Absolutely gorgeous! Tell us about the yarn.


----------



## ilmacheryl (Feb 3, 2013)

deenashoemaker said:


> Absolutely gorgeous! Tell us about the yarn.


I thought I already did..... What else do you want to know about it?


----------



## LindaH (Feb 1, 2011)

That is beautiful!!


----------



## deenashoemaker (Nov 9, 2014)

I'm sorry, it was the first sentence.


----------



## mama879 (Jan 27, 2011)

Very pretty. I like the colors. I also like the open weave. I did not know you can use every other spot on the dents. Boy do I have a lot to learn. The shawl I'm doing now I'm not putting the fringe on. I have broken much on my warp yup tension is not so good there either. Plus when I put it back in the whole I messed it up. I read that I can fix it later on so I will. So far I still love my loom even though it is taking me so long to learn it.


----------



## ilmacheryl (Feb 3, 2013)

mama879 said:


> Very pretty. I like the colors. I also like the open weave. I did not know you can use every other spot on the dents. Boy do I have a lot to learn. The shawl I'm doing now I'm not putting the fringe on. I have broken much on my warp yup tension is not so good there either. Plus when I put it back in the whole I messed it up. I read that I can fix it later on so I will. So far I still love my loom even though it is taking me so long to learn it.

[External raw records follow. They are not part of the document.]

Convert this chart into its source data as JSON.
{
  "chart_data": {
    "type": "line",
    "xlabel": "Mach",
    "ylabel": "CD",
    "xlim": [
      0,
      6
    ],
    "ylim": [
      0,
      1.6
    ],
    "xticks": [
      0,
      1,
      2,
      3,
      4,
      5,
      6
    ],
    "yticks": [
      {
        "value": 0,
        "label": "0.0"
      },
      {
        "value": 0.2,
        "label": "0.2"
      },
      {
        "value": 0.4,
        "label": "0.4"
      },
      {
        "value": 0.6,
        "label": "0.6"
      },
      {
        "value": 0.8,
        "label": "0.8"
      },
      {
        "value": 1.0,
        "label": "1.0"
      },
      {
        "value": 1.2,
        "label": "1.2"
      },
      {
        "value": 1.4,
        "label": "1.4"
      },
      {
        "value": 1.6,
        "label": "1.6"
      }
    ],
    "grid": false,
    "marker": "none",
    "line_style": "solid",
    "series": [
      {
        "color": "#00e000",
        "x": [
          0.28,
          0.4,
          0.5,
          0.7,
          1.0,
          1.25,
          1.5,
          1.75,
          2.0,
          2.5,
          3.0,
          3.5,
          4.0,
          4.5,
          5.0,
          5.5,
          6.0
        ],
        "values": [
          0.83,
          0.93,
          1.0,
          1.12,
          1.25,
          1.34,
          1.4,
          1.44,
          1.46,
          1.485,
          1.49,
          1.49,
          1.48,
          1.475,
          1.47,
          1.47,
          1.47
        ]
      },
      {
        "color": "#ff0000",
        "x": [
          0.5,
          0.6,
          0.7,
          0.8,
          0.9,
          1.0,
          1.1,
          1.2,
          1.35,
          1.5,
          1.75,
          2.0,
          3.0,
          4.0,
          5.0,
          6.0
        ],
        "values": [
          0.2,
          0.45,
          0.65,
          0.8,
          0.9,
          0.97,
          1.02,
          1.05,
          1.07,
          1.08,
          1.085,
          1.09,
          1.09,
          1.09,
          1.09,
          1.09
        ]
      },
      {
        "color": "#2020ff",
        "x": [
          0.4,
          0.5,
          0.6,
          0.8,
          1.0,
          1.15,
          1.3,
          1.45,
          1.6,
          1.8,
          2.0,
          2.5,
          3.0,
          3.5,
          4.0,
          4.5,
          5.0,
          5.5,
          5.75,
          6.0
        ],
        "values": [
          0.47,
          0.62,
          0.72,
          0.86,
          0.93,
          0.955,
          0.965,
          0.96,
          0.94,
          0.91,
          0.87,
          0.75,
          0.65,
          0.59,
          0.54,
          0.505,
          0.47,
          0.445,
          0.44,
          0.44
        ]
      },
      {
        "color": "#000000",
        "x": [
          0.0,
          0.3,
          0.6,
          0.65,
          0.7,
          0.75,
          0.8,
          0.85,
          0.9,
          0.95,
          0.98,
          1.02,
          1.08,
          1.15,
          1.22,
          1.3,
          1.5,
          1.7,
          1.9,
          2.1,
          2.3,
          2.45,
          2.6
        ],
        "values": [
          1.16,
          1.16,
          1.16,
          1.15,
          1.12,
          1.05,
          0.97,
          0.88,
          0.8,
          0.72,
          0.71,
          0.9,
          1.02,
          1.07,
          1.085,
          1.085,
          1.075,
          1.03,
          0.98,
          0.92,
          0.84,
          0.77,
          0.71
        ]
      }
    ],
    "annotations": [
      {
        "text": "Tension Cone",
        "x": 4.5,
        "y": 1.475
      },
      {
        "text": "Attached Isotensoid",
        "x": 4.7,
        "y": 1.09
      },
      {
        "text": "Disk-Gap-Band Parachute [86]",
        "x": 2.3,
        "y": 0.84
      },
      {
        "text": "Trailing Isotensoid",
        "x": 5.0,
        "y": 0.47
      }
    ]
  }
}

The best purchase I ever made made for weaving was Angela Tong's Craftsy class.


----------



## mama879 (Jan 27, 2011)

ilmacheryl said:


> The best purchase I ever made made for weaving was Angela Tong's Craftsy class.


I will look at craftsy they should have a special again soon. Thanks.


----------



## Spooly (Oct 22, 2011)

The shawl is beautiful.


----------



## Cdambro (Dec 30, 2013)

Your shawl is just so pretty. The thick and thin gives it such a pretty texture.


----------



## Reba1 (Feb 5, 2012)

Oh, very pretty!


----------



## nellig (May 10, 2016)

It is beautiful.


----------



## crafterwantabe (Feb 26, 2013)

Beautiful!


----------



## lovey (Nov 11, 2011)

:sm24:


----------



## JeanneW (Feb 9, 2013)

Lovely shawl!


----------



## Ettenna (May 3, 2013)

love this yarn. Beautiful color and texture.


----------



## DanielS (Mar 2, 2016)

I'm jealous. Darn, I have just committed another deadly sin. :sm16: 
Beautiful! :sm24:


----------



## WVfarmgirl (Jan 27, 2013)

Gorgeous!


----------